PregheRai. Come il nuovo accordo con la Cei rafforza il clericalismo sulla tv pubblica

Il recente accordo tra i vescovi e la Rai per la trasmissione di (ulteriori) contenuti religiosi, anche in vista del giubileo, conferma la posizione dominante della Chiesa cattolica sulle reti pubbliche. Il giornalista Federico Tulli approfondisce il tema sul numero 1/2024 di Nessun Dogma. Per leggere la rivista associati all’Uaar, abbonati oppure acquistala in formato digitale.


«Oggi il servizio pubblico radiotelevisivo e multimediale, pur in un mercato fortemente diversificato, resta garanzia di pluralismo e democrazia, e trova ancora il suo fondamento nella vocazione di settant’anni fa». L’inizio del 2024 ha portato la Rai a varcare il suggestivo traguardo dei 70 anni di attività e questo è stato uno dei passaggi più significativi del messaggio di auguri della presidente del Consiglio, Giorgia Meloni.

L’occhio ci è subito caduto su tre paroline: “garanzia di pluralismo” e a noi di Nessun dogma sono risultate parecchio stonate.
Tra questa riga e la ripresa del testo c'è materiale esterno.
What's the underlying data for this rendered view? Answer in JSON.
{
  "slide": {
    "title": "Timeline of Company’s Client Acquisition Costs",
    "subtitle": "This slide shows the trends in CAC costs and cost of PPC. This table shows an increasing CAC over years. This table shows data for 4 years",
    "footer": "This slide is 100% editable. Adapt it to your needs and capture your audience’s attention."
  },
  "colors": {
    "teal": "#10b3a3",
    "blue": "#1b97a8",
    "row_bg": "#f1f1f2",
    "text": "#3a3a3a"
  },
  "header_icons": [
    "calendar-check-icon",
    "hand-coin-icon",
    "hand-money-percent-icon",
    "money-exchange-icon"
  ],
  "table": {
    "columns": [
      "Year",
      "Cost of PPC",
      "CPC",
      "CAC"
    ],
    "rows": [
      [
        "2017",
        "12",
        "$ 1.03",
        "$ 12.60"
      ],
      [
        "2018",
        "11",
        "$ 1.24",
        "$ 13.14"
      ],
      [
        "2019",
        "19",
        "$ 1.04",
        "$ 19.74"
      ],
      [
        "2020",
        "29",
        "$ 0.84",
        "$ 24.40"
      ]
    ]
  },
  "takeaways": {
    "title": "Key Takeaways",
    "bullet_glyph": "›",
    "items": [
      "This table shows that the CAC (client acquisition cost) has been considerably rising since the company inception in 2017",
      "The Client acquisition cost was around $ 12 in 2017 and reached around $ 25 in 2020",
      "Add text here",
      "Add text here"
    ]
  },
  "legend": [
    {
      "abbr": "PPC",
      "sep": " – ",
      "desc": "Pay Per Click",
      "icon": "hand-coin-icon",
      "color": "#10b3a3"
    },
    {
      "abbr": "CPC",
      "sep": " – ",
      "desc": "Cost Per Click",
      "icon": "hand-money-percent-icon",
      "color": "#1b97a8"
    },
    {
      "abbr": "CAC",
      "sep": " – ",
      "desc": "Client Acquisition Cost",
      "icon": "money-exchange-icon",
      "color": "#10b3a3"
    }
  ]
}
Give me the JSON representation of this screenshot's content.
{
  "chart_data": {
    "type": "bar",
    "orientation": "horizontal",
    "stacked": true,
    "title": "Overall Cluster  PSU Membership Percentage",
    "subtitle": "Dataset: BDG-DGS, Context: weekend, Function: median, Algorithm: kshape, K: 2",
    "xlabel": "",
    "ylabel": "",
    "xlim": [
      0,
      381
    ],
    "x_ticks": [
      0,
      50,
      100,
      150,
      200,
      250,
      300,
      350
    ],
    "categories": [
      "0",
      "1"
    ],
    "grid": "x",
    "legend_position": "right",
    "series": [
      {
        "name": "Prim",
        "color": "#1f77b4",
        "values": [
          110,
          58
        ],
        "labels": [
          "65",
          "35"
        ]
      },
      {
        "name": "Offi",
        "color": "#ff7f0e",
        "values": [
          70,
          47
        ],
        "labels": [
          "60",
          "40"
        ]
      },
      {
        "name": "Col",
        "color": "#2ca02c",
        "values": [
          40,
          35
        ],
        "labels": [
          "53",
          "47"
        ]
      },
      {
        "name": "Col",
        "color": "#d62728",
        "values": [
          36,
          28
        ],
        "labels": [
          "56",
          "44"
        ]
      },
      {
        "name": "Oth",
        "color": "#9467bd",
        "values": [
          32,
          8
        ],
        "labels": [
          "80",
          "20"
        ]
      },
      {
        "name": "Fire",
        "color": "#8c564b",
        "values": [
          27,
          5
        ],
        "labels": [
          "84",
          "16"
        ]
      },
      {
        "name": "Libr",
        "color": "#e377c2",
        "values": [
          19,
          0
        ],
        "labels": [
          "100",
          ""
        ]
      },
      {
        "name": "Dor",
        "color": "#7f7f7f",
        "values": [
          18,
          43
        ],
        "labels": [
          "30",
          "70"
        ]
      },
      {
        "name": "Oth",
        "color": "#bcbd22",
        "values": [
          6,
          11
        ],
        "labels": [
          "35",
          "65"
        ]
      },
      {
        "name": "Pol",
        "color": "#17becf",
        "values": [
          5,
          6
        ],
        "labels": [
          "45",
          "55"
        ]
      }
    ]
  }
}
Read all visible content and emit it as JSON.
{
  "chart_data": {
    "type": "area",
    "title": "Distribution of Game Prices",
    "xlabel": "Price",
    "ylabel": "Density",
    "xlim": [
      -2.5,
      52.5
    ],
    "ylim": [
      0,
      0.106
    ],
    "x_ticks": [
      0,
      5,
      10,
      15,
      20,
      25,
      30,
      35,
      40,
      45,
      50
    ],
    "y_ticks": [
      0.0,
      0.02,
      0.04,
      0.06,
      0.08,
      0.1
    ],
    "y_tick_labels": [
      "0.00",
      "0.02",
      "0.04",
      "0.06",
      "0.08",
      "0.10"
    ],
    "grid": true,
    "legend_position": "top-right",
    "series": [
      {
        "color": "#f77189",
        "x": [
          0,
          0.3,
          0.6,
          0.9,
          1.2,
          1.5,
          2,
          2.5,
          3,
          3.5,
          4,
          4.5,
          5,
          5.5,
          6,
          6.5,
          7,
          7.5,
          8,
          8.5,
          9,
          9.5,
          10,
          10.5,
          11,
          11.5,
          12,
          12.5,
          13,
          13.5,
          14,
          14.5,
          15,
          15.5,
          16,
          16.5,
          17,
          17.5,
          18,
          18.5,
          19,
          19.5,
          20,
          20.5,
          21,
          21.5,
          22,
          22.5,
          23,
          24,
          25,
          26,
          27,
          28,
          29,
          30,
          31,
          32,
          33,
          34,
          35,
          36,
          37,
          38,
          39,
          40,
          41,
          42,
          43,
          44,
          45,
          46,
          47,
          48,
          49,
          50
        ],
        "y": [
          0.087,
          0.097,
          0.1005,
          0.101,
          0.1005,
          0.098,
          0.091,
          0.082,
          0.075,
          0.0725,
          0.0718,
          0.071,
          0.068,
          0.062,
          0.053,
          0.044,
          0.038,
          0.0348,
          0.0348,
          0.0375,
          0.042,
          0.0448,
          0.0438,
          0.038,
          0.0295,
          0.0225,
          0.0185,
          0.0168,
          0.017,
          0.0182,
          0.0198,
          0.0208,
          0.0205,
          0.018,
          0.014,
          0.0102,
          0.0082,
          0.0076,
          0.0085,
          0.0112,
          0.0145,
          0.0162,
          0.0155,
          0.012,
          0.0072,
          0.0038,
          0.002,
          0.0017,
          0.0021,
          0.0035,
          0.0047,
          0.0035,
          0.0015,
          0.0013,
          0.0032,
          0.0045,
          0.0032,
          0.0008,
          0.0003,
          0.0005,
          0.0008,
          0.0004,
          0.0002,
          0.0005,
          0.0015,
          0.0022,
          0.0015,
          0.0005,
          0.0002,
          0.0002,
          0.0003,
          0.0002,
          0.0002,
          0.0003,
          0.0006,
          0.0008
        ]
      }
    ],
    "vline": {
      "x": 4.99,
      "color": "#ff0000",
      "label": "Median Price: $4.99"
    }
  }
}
Forse perché poco meno di un mese prima la Rai aveva prolungato di altri cinque anni la convenzione con la Conferenza episcopale italiana per la trasmissione di contenuti religiosi?

Chiariamo subito, la risposta è “sì”. Come in altri ambiti di cui ci siamo occupati (esempio i fondi pubblici per l’editoria elargiti a testate giornalistiche che fanno riferimento alla Cei e/o di chiara matrice cattolica), infatti, anche in quello radiotelevisivo pubblico la posizione dominante della chiesa cattolica rispetto ad altre confessioni religiose, oppure a organizzazioni portatrici di idee e valori non religiosi, è evidente, ben radicata e, come vedremo, sostenuta da dati inconfutabili. Di qui la perplessità per le parole scelte da Meloni.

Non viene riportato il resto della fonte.